La battaglia per l’insularità non darà alcuna risposta concreta se non sarà affiancata anche da una battaglia per la sovranità, con un nuovo statuto di cui la Sardegna ha assolutamente bisogno. Perché solo il concetto di sovranità offre una chiave di interpretazione corretta di ciò che sta avvenendo oggi in Sardegna e indica quale può essere la strada da seguire in futuro.
Puntando solo sull’insularità, centrodestra e centrosinistra continuano invece ad accettare la subalternità ad un modello ingiusto per definizione e accentuano i limiti della nostra autonomia che nacque peraltro col piede sbagliato.
Perché nel 1947 si affermò un autonomismo nettamente economicistico? Perché non si volle o non si poté prospettare un’autonomia speciale culturalmente motivata, non circoscritta alla arretratezza economica?
Queste domande se le poneva non un intellettuale dell’area indipendentista ma Maria Rosa Cardia, nel suo saggio dal titolo “L’opposizione al centralismo nella costruzione dell’Autonomia”, pubblicato nel volume “La Sardegna nel regime fascista” (a cura di Maria Luisa Plaisant, Cuec, 2000).
“Lo statuto sardo non è imperniato sulla tutela e sullo sviluppo del proprio patrimonio di cultura, delle radici etno-storiche dell’autonomia, che pure furono alla base del riconoscimento della specialità nella carta costituzionale”, continua la Cardia.
Ecco, da qui la Sardegna dovrebbe ripartire: da un nuovo statuto che metta al centro la cultura specifica dei sardi.
Pigliaru invece punta sul riconoscimento tutto economico dell’insularità da parte di Unione Europea e stato italiano. Peccato però che per ogni emergenza che si affronta, ce n’è subito un’altra che se ne apre: lo schema di gioco che questa amministrazione regionale sta adottando è evidentemente sbagliato.
Ma se si continua a confondere la storia con la geografia il risultato non può che essere questo.
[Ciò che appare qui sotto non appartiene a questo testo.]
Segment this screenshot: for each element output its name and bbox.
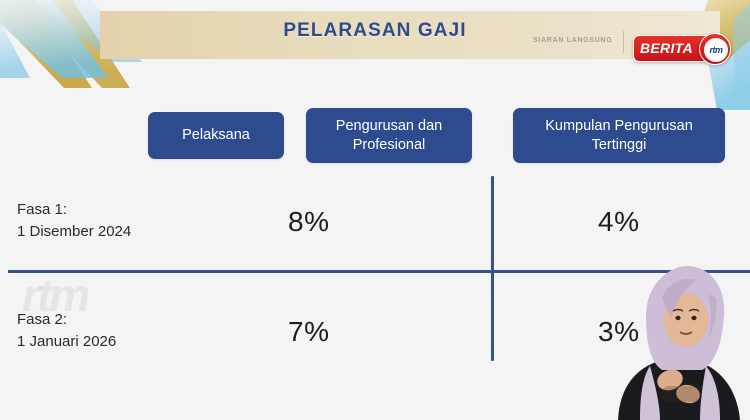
column-header-kumpulan-pengurusan-tertinggi: Kumpulan Pengurusan Tertinggi xyxy=(513,108,725,163)
row-label-fasa-2: Fasa 2: 1 Januari 2026 xyxy=(17,309,116,353)
row-label-fasa-1: Fasa 1: 1 Disember 2024 xyxy=(17,199,131,243)
live-broadcast-label: SIARAN LANGSUNG xyxy=(533,37,612,44)
value-fasa-1-group-b: 4% xyxy=(598,206,639,238)
column-divider xyxy=(491,176,494,361)
rtm-logo-inner: rtm xyxy=(704,38,728,62)
broadcast-graphic: PELARASAN GAJI SIARAN LANGSUNG BERITA rt… xyxy=(0,0,750,420)
rtm-logo-circle: rtm xyxy=(699,33,731,65)
berita-logo: BERITA rtm xyxy=(633,33,737,65)
rtm-logo-text: rtm xyxy=(709,45,722,55)
logo-divider xyxy=(623,31,624,53)
value-fasa-1-group-a: 8% xyxy=(288,206,329,238)
column-header-pengurusan-profesional: Pengurusan dan Profesional xyxy=(306,108,472,163)
value-fasa-2-group-a: 7% xyxy=(288,316,329,348)
sign-language-interpreter xyxy=(610,260,750,420)
berita-logo-text: BERITA xyxy=(640,40,693,56)
column-header-pelaksana: Pelaksana xyxy=(148,112,284,159)
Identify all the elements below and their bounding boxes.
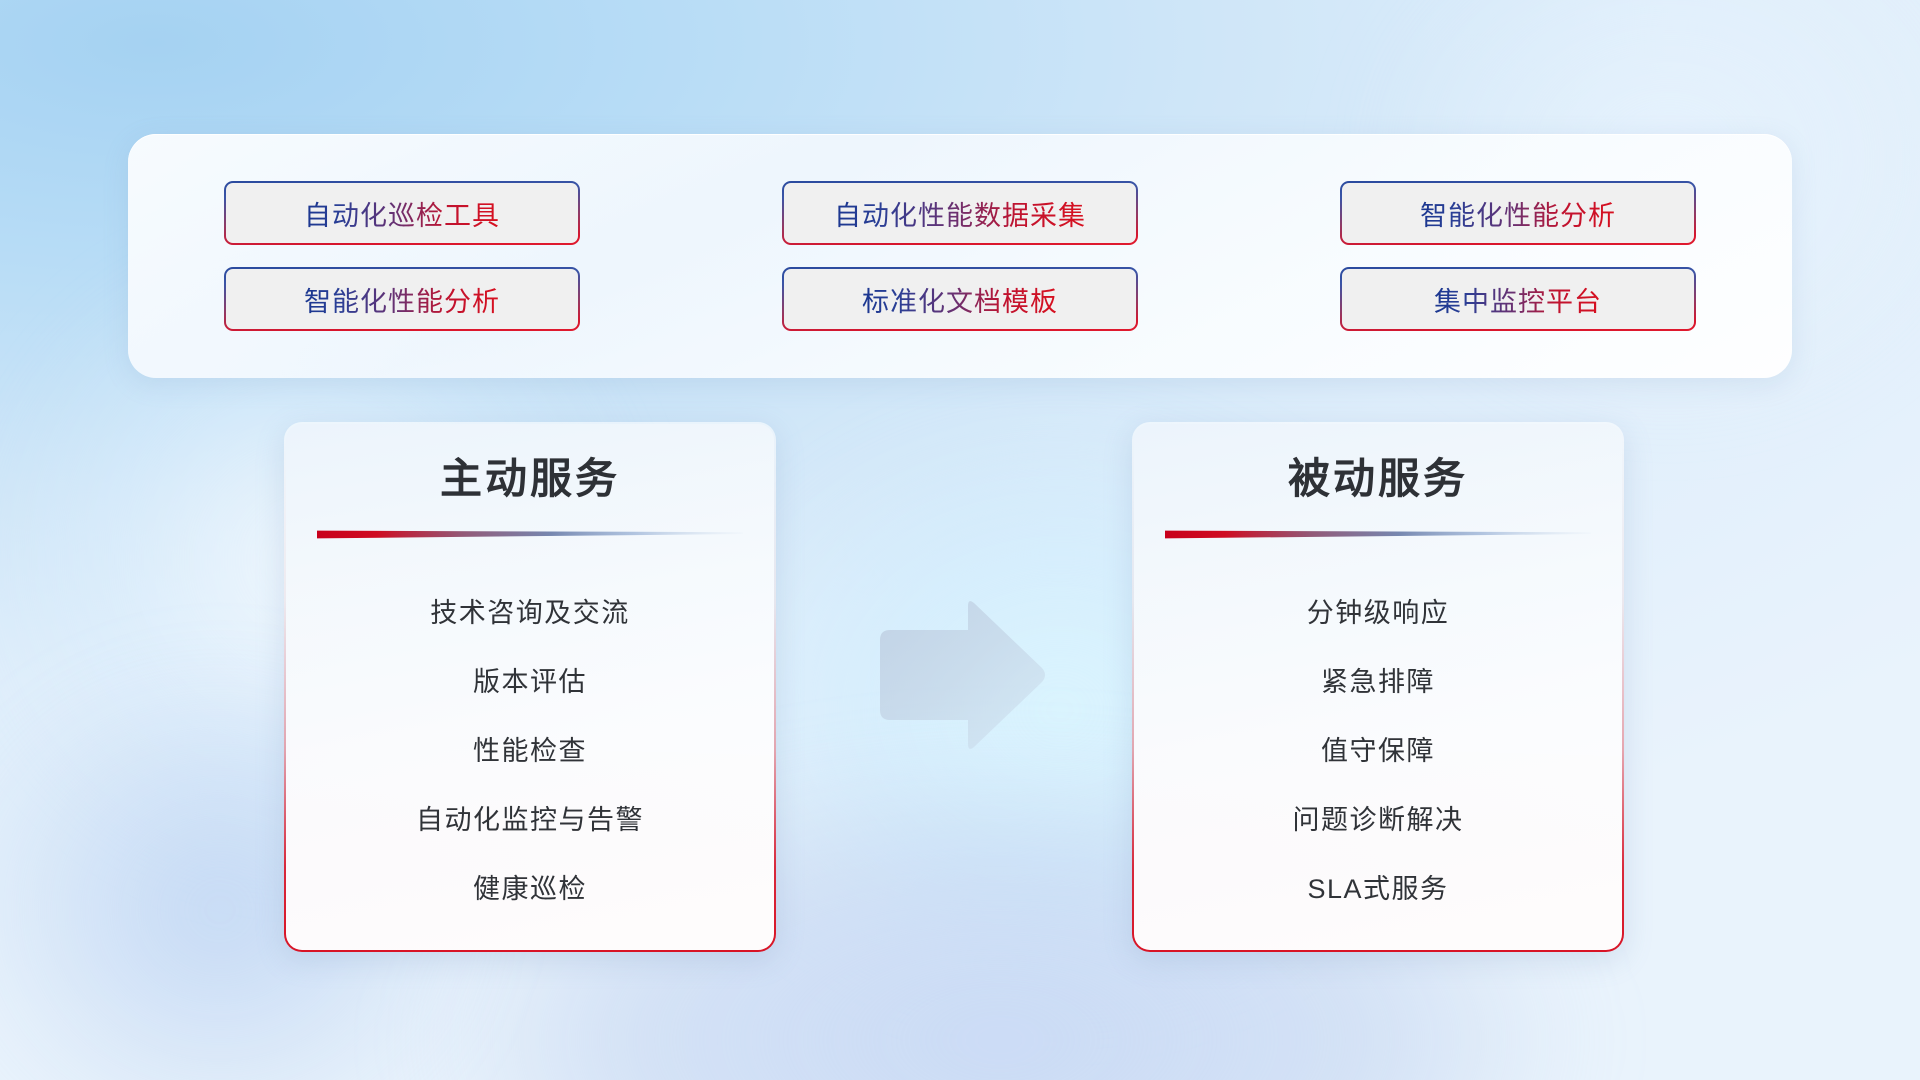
capability-pill-surface: 标准化文档模板 bbox=[784, 269, 1136, 329]
capability-pill-standardized-document-template[interactable]: 标准化文档模板 bbox=[782, 267, 1138, 331]
capability-pill-label: 智能化性能分析 bbox=[304, 280, 500, 319]
service-card-title: 被动服务 bbox=[1288, 454, 1468, 504]
service-card-list: 技术咨询及交流 版本评估 性能检查 自动化监控与告警 健康巡检 bbox=[286, 579, 774, 924]
list-item: 问题诊断解决 bbox=[1293, 786, 1464, 855]
title-divider bbox=[1165, 528, 1591, 539]
capability-pill-label: 标准化文档模板 bbox=[862, 280, 1058, 319]
capability-pill-label: 自动化性能数据采集 bbox=[834, 194, 1086, 233]
service-card-reactive: 被动服务 分钟级响应 紧急排障 值守保障 bbox=[1132, 422, 1624, 952]
capability-pill-surface: 智能化性能分析 bbox=[1342, 183, 1694, 243]
list-item: 分钟级响应 bbox=[1307, 579, 1450, 648]
capability-pill-automated-inspection-tool[interactable]: 自动化巡检工具 bbox=[224, 181, 580, 245]
service-card-title: 主动服务 bbox=[440, 454, 620, 504]
capability-pill-centralized-monitoring-platform[interactable]: 集中监控平台 bbox=[1340, 267, 1696, 331]
service-card-surface: 被动服务 分钟级响应 紧急排障 值守保障 bbox=[1134, 424, 1622, 950]
capability-pill-label: 自动化巡检工具 bbox=[304, 194, 500, 233]
list-item: 健康巡检 bbox=[473, 855, 587, 924]
capabilities-row-1: 自动化巡检工具 自动化性能数据采集 智能化性能分析 bbox=[224, 181, 1696, 245]
list-item: 值守保障 bbox=[1321, 717, 1435, 786]
capability-pill-intelligent-performance-analysis-2[interactable]: 智能化性能分析 bbox=[224, 267, 580, 331]
capabilities-panel: 自动化巡检工具 自动化性能数据采集 智能化性能分析 智能化性能分析 标准化文档模… bbox=[128, 134, 1792, 378]
capability-pill-label: 集中监控平台 bbox=[1434, 280, 1602, 319]
list-item: 紧急排障 bbox=[1321, 648, 1435, 717]
list-item: 版本评估 bbox=[473, 648, 587, 717]
list-item: 技术咨询及交流 bbox=[430, 579, 630, 648]
right-arrow-icon bbox=[872, 600, 1048, 750]
capability-pill-surface: 智能化性能分析 bbox=[226, 269, 578, 329]
capability-pill-automated-performance-data-collection[interactable]: 自动化性能数据采集 bbox=[782, 181, 1138, 245]
capability-pill-label: 智能化性能分析 bbox=[1420, 194, 1616, 233]
capabilities-row-2: 智能化性能分析 标准化文档模板 集中监控平台 bbox=[224, 267, 1696, 331]
service-card-list: 分钟级响应 紧急排障 值守保障 问题诊断解决 SLA式服务 bbox=[1134, 579, 1622, 924]
service-card-surface: 主动服务 技术咨询及交流 版本评估 性能检查 bbox=[286, 424, 774, 950]
capability-pill-surface: 自动化性能数据采集 bbox=[784, 183, 1136, 243]
title-divider bbox=[317, 528, 743, 539]
list-item: 自动化监控与告警 bbox=[416, 786, 644, 855]
list-item: 性能检查 bbox=[473, 717, 587, 786]
service-card-proactive: 主动服务 技术咨询及交流 版本评估 性能检查 bbox=[284, 422, 776, 952]
capability-pill-intelligent-performance-analysis[interactable]: 智能化性能分析 bbox=[1340, 181, 1696, 245]
list-item: SLA式服务 bbox=[1307, 855, 1448, 924]
capability-pill-surface: 集中监控平台 bbox=[1342, 269, 1694, 329]
capability-pill-surface: 自动化巡检工具 bbox=[226, 183, 578, 243]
Splendido.Omai è uficiale :La Sardegna è Un’isola ! Proprio come la Corsica la quale però ha la fortuna di essere Francese.
Eh, prova a dirlo ai corsi che hanno la fortuna di essere francesi! 🙂
Mai sentito parlare di zona franca
Egregio Biolchini,
ma di cosa stiamo parlando ?
Il presidente Pigliaru si complimenta con il deputato Cicu per la ” la vittoria” ( sic ) ottenuta nella risoluzione che riconosce la nostra insularità. Caspità che passo avanti, una vera e propria rivoluzione ! Una votazione del parlamento Europeo, che notoriamente conta come il 2 di picche, rispetto alla commissione europea, che non cambia una virgola, rispetto al passato ed al futuro, sulla nostra condizione disagiata.